Paul, one year, sent out a picture of himself in a Santa suit, looking like Bad Santa with the greeting "Merry f*ing Christmas" (without the asterisk). It sounds like a good sentiment to resurrect at the moment.
I was sitting in the parking lot at Petco last night, after having bought food for Lizzie and Sheila. I turned on the radio and listened to Obama's speech. For awhile there I thought he had picked up one of Bush's old speeches.
He made his points more eloquently (and convincingly) than Bush ever did, but my heart was heavy...heavy...heavy.
I came home and resurrected this song by Steve, which seems to be the only thing I can think of right now.
Why in the world does anybody want to be president? From the day you take your oath, you are already the enemy of a significant portion of the country. Obama is the only person who has all the facts and, unlike his predecessor, he has taken time to actually weigh his options.
I don't like his decisions. I don't know whether he's right or not. There are dozens of people who are convinced that they know the answer and have been saying so on talk shows all day long. They all make convincing arguments for why it's wrong ... and convincing arguments for why it's right. The truth must lie somewhere in the middle.
My only "in depth" knowledge of Afghanistan comes from reading "A Thousand Splendid Suns," which traces the history of the attack and occupation of the country by several groups, including the Taliban. I'd be a terrible person to make a decision based only on a novel, but it just seems like a lost cause and why are we throwing good money after bad? What do they call Afghanistan? Empire killers? Something like that.
I don't even know enough to praise or criticize. All I can do is hope. And I don't even know what I'm hoping for.
Today, the day after the Obama speech, came the vote in New York, another state to deny gay marriage. That's not an issue that comes anywhere near the scope of an escalation of troops to Afghanistan, but my friend Bekah (who is not gay) posted a video to Facebook filmed as she watched the vote being read, bursting into tears when the issue was voted down. She held her head and just kept crying "That's so sad! I'm so sorry! I'm so, so sorry!" over and over again. I couldn't help but cry myself.

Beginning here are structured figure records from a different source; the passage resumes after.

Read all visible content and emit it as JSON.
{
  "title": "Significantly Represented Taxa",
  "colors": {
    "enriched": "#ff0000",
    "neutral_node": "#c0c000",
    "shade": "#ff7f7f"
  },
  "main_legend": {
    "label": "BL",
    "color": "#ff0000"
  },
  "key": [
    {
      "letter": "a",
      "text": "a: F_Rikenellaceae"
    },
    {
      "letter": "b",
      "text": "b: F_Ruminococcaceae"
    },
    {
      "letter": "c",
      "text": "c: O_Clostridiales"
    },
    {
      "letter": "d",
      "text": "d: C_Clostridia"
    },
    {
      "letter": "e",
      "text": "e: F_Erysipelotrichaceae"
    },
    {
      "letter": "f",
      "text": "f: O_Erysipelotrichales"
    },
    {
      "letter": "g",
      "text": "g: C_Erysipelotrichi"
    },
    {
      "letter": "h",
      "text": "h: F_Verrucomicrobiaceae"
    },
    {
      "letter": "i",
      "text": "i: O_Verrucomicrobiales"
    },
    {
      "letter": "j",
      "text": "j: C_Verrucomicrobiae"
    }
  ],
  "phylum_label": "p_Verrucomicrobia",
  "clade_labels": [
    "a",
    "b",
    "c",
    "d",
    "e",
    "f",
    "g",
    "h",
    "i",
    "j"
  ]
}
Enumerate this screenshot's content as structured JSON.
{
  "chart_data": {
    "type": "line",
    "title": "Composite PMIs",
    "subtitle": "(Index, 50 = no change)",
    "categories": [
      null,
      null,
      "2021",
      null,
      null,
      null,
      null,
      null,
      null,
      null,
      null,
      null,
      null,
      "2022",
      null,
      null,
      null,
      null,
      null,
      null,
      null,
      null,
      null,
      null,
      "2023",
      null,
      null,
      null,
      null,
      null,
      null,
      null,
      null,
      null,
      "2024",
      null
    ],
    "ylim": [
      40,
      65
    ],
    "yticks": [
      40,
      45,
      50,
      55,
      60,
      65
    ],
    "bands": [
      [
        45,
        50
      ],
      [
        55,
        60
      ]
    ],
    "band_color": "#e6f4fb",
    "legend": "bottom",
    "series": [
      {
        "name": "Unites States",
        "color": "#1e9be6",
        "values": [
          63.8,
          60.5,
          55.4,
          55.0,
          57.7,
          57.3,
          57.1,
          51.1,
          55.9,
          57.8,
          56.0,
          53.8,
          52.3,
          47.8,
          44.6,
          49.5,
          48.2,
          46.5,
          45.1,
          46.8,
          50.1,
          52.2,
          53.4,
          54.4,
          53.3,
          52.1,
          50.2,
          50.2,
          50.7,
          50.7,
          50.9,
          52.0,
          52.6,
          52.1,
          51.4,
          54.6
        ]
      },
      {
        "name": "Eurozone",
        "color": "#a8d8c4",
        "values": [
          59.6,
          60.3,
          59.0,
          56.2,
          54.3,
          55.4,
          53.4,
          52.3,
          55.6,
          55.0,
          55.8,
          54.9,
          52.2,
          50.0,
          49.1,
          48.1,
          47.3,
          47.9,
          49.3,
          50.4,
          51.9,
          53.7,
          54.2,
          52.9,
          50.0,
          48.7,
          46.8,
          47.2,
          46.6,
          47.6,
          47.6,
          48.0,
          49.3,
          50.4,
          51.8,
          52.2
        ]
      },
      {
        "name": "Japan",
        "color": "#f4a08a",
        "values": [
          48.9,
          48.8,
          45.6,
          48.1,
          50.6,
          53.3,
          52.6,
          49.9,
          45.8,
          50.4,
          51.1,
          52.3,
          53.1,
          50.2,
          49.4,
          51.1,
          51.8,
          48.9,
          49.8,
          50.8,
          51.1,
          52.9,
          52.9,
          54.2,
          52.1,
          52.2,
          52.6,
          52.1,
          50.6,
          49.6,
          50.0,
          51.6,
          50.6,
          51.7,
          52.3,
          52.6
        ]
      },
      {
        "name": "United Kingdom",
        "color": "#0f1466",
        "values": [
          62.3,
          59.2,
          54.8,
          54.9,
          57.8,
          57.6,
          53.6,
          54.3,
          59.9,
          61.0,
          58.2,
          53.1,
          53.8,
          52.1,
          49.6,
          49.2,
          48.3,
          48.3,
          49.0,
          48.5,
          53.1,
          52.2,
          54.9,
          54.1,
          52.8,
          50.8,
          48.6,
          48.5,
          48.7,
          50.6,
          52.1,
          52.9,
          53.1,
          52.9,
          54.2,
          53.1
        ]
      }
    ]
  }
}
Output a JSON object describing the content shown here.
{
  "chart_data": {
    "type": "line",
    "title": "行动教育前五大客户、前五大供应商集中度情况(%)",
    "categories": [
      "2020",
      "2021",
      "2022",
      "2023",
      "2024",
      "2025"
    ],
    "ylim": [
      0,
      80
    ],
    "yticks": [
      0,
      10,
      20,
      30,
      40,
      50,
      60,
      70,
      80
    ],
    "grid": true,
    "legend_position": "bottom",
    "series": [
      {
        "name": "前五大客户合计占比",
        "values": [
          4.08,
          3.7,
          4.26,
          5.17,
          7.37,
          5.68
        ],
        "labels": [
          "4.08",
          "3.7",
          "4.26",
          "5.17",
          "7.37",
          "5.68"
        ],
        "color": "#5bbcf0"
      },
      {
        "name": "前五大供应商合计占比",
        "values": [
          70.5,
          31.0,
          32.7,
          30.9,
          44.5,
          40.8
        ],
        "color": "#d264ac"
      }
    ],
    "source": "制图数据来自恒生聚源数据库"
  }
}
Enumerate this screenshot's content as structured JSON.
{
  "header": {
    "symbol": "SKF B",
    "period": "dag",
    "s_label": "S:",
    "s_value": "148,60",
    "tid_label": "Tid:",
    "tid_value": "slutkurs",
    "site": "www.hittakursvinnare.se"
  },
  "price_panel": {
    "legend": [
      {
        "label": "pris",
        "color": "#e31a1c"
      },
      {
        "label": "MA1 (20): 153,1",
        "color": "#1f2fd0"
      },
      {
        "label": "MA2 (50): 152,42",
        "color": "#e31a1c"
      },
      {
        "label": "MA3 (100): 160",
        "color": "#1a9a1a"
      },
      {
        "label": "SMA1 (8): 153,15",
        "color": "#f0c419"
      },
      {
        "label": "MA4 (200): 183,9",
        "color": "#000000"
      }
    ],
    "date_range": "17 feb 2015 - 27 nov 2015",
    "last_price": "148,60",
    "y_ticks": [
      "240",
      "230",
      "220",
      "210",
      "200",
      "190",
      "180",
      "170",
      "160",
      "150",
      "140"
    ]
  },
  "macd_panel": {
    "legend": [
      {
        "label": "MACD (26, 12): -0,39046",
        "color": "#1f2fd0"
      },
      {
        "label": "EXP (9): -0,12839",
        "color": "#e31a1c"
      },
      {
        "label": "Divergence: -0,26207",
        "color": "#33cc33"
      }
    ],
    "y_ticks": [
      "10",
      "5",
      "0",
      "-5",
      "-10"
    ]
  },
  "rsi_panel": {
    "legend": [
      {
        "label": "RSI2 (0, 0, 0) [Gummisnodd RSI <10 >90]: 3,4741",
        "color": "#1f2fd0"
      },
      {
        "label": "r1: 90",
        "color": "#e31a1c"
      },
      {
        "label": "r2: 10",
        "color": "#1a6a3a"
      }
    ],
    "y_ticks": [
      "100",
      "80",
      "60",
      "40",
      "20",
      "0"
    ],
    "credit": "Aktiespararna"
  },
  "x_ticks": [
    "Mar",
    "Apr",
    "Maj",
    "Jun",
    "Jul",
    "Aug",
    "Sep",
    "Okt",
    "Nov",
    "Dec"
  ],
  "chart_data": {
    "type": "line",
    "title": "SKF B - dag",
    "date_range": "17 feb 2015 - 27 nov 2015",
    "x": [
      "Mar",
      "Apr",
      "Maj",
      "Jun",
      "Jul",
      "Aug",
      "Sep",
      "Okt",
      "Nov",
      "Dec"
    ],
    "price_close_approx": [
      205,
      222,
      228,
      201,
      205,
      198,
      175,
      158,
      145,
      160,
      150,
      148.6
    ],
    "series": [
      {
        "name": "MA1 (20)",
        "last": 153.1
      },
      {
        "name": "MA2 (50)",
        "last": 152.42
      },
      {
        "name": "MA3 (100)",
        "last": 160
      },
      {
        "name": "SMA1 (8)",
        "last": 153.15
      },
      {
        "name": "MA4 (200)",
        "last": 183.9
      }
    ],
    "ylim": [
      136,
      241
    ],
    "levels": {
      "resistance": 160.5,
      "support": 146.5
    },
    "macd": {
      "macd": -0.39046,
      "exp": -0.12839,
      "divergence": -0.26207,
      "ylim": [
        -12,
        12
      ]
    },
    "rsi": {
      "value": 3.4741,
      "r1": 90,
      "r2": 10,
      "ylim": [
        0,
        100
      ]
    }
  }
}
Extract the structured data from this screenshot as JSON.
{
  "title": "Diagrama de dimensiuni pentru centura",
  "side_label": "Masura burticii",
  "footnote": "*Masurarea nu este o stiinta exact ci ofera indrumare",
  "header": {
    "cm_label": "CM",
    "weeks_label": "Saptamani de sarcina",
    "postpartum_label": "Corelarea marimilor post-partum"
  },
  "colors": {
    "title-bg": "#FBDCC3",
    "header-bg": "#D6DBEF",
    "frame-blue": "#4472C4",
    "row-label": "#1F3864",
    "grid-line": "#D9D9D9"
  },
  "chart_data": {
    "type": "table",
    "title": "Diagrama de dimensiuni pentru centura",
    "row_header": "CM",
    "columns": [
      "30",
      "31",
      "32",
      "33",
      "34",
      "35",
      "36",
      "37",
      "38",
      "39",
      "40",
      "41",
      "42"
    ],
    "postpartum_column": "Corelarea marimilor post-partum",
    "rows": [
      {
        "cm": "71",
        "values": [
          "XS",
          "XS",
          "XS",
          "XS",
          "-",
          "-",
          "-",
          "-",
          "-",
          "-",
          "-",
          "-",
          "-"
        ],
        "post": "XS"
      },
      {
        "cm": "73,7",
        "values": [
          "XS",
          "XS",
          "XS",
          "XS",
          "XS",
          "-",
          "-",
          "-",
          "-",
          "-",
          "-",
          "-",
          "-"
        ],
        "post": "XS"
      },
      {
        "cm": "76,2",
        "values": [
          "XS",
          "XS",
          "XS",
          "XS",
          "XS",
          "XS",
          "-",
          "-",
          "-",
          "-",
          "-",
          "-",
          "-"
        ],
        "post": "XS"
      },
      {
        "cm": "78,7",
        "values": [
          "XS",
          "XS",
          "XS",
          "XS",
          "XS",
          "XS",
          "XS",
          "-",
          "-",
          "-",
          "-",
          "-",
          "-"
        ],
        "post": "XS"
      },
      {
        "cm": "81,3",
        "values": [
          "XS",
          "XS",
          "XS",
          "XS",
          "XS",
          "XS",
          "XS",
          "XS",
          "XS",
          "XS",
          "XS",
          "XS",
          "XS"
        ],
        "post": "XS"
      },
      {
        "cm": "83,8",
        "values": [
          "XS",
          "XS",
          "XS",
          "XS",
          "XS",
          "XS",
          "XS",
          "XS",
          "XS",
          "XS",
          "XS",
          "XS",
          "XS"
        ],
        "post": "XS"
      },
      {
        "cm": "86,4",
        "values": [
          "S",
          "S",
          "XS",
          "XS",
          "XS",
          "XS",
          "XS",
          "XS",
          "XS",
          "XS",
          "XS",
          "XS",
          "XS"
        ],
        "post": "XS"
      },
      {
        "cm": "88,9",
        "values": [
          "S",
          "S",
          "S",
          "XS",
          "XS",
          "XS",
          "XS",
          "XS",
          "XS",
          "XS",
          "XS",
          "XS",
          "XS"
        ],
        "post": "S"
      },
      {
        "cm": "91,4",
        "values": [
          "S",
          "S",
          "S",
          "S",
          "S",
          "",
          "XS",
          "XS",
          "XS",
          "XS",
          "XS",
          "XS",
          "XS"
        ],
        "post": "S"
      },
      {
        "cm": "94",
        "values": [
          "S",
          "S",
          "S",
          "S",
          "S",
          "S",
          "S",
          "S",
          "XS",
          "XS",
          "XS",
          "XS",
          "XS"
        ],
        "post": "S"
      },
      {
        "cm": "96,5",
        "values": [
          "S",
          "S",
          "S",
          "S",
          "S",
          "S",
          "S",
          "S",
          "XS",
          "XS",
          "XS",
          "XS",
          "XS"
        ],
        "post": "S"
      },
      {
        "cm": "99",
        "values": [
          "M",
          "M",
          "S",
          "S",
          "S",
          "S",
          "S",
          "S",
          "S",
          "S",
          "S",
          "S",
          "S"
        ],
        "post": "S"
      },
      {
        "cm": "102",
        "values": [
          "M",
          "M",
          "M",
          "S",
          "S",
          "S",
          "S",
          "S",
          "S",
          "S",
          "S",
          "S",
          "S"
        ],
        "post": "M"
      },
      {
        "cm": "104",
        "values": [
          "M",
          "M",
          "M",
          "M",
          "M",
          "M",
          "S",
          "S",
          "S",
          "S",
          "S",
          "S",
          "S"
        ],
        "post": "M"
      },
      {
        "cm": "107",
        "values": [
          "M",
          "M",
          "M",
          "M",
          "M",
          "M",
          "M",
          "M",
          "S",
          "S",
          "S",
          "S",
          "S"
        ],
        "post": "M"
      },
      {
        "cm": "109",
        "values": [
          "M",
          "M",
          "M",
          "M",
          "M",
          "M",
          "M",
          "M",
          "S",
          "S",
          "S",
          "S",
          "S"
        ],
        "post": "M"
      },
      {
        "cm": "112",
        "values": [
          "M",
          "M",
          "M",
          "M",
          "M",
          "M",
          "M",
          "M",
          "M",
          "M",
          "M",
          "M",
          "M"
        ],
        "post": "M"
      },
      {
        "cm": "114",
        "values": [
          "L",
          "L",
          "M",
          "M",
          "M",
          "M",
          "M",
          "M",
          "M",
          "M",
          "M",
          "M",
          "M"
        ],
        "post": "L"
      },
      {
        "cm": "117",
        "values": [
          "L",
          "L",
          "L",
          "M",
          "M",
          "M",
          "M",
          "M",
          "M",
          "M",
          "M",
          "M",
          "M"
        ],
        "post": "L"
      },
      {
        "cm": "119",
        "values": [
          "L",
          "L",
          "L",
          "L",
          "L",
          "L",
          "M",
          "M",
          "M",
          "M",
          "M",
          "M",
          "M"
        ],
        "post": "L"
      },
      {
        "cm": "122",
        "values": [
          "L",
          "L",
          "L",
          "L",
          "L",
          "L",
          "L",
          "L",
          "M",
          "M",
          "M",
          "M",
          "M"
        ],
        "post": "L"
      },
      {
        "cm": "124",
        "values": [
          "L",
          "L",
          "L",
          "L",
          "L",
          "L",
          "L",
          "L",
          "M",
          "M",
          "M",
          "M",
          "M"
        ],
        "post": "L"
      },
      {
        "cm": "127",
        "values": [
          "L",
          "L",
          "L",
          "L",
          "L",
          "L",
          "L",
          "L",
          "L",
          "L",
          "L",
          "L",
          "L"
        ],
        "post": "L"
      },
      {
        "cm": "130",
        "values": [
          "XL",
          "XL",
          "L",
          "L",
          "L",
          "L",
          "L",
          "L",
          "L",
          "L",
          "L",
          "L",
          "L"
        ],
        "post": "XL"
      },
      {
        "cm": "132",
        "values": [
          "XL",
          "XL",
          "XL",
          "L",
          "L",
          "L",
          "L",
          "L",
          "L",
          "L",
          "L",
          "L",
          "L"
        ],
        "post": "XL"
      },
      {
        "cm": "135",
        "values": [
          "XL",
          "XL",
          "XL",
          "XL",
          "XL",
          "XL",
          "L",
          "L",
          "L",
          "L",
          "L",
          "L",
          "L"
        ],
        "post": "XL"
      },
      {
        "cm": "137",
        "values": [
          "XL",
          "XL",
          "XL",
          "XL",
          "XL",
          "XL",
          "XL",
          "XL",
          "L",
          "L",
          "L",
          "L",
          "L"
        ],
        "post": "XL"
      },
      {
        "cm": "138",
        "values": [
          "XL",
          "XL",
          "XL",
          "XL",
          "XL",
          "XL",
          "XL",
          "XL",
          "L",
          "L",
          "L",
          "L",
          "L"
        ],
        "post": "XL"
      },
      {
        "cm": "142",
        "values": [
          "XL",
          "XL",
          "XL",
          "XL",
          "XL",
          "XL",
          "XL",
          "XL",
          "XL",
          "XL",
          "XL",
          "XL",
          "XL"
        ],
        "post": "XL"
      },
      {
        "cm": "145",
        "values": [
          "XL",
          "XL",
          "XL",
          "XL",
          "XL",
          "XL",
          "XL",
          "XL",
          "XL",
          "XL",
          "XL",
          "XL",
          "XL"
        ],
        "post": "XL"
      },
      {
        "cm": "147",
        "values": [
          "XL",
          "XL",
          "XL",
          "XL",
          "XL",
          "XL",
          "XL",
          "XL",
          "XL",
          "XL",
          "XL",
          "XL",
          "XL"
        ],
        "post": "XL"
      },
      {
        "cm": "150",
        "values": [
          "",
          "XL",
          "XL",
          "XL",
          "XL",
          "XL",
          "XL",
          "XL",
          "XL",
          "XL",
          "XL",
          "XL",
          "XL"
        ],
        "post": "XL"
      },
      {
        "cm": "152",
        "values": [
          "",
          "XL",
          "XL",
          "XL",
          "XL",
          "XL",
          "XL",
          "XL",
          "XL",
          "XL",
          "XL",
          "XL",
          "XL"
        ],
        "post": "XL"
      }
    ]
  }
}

When will anybody admit that civil rights should not be up for vote by the people who are not involved in the outcome? If you want to vote, fine. But only card-carrying gay people are permitted to vote. Straight people must stay home because the issue does not affect their lives.
And then we are learning that U.S. legislators who are members of "The Family" are involved with the decision in Uganda to put to death by hanging any homosexual person, and imprison anybody who knows a gay person and does not turn that person in. "Both the president of Uganda and the legislator who introduced the bill are core members of the now infamous secretive religious group The Family." You know The Family, don't you? The guys who protected those pedophiles and philanderers? Now they support the decision by a country to kill homosexuals.
There is so little to feel hopeful about at the moment. I'm so glad we have puppies in the house because you can't help but smile watching puppies at play, but I hear every day about someone else whose life has been turned upside down for one reason or another, like the families of the four police officers killed as they took their coffee break the other day.
As depressing as it all is, when Freddie wants peanut butter (his pill come imbedded in peanut butter) and waddles into the kitchen to bark at me (the only time he barks) and then stands there trying to get the peanut butter out of his mouth, you can forget all the violence and hate and frustration -- for a minute or two.